Dunno, I thought the Pilot of "Strange New Worlds" (title: Strange new Worlds), "Rememberance", "The Star Gazer", "Penance" and "Farewell" (all of Star Trek: Picard) were quite good, same goes for "The Da Vinci Code" and "Angels and Demons".He also wrote the "better" Batman Forever, "The Divergent Series: Insurgent" and "A beautiful mind". So, saying that he couldn't write a good script, if his life depended on it, is a tadbit over the top, eh?
The writing credits in feature films are rarely accurate. Most modern films have multiple writers, only 1-4 of whom get screen credit.

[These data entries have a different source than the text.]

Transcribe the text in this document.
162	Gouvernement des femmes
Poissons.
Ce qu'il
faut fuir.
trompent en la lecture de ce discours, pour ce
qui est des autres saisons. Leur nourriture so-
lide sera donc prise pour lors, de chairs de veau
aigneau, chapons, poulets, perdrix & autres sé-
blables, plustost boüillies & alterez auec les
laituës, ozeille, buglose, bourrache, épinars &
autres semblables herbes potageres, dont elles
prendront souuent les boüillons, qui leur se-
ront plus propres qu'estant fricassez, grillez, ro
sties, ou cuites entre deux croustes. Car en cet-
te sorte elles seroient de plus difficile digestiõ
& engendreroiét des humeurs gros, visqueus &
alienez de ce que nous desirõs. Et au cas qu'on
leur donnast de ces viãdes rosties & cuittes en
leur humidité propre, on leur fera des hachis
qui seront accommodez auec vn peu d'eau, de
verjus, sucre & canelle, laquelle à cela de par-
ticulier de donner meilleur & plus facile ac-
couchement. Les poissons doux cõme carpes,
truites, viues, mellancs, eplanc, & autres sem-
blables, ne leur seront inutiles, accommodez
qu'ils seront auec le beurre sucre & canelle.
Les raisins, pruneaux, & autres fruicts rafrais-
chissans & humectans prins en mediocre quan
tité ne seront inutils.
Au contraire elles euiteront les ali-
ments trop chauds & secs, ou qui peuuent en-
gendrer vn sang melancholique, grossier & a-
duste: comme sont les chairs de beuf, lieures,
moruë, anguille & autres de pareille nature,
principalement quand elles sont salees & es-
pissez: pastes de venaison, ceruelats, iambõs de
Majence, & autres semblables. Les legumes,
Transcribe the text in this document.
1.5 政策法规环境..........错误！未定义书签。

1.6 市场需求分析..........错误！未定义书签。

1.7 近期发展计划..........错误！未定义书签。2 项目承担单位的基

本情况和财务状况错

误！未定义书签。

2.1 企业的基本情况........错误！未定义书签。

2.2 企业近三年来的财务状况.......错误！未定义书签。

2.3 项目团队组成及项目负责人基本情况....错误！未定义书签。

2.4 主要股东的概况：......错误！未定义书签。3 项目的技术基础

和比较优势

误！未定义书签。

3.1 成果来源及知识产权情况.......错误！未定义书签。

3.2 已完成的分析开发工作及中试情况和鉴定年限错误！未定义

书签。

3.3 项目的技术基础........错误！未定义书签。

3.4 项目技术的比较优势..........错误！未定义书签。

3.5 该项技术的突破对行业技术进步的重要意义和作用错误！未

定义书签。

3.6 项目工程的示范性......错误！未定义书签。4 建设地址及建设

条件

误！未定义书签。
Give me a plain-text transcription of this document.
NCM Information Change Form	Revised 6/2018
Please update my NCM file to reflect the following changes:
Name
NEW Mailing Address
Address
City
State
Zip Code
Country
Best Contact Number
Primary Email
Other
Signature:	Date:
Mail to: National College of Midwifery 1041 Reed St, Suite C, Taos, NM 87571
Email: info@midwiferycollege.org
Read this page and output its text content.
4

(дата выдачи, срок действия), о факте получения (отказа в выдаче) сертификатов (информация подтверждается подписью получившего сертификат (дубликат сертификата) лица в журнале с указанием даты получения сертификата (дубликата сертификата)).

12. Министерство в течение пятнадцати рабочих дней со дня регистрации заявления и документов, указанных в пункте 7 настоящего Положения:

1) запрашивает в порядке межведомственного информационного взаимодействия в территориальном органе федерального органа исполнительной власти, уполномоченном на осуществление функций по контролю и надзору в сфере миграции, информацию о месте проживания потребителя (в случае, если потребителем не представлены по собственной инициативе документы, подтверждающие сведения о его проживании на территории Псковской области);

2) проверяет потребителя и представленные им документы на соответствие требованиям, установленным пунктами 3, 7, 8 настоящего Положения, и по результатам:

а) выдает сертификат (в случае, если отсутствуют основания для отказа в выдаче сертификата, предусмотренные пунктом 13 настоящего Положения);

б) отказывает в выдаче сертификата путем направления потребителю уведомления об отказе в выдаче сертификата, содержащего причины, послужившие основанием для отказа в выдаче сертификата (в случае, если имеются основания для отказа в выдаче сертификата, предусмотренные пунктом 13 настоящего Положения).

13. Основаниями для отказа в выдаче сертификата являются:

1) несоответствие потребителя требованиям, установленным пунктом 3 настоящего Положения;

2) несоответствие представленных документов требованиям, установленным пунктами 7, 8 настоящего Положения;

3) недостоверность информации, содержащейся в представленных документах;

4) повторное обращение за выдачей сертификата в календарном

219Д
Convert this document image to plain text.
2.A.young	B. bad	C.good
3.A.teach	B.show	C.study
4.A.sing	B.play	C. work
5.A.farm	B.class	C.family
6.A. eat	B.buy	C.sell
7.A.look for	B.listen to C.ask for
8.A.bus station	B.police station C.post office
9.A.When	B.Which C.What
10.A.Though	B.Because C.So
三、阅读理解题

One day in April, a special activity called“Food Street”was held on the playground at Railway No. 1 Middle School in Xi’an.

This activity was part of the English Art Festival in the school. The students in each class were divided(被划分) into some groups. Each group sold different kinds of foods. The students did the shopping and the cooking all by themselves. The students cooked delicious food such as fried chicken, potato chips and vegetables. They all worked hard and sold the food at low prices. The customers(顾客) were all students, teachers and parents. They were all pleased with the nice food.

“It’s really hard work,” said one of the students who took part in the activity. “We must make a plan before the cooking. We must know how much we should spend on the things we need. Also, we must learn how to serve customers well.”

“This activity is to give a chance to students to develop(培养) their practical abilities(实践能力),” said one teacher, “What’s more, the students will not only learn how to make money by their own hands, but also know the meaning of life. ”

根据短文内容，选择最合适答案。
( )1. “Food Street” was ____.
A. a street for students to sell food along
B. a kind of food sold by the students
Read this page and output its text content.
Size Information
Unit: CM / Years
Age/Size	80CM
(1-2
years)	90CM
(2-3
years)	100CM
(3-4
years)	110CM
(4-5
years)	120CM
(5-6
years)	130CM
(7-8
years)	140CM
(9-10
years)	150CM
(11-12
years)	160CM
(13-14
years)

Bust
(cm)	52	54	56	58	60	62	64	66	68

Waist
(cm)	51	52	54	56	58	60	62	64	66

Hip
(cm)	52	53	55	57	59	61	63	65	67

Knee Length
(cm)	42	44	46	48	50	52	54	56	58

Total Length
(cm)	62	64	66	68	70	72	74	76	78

Usually the credit is given to the writer who contributed the most, but sometimes a film can be credited to a writer who contributed virtually nothing to the finished product; for instance, Speed is credited solely to Graham Yost, but virtually every line of dialogue in the movie was written by Joss Whedon.
You can't really judge a screenwriter's ability by their feature film credits, not only because of the aforementioned, but because writers in feature films are treated as merely hired contractors whose job is to follow the director's or producers' instructions. If the writer produces a brilliant, subtle, complex script but the director and studio want something simplistic, broad, and dumb, then the writer will either give them something simplistic, broad, and dumb as instructed, or will be let go and replaced with someone else who will, even if the original writer still gets credit. So it's not uncommon for a writer capable of brilliant work, or at least competent work, to have screen credit on multiple terrible, dumb movies. Because it's ultimately the directors who make the decisions, and the writers' job is seen as subordinate to that. It's only in television that writers have creative control.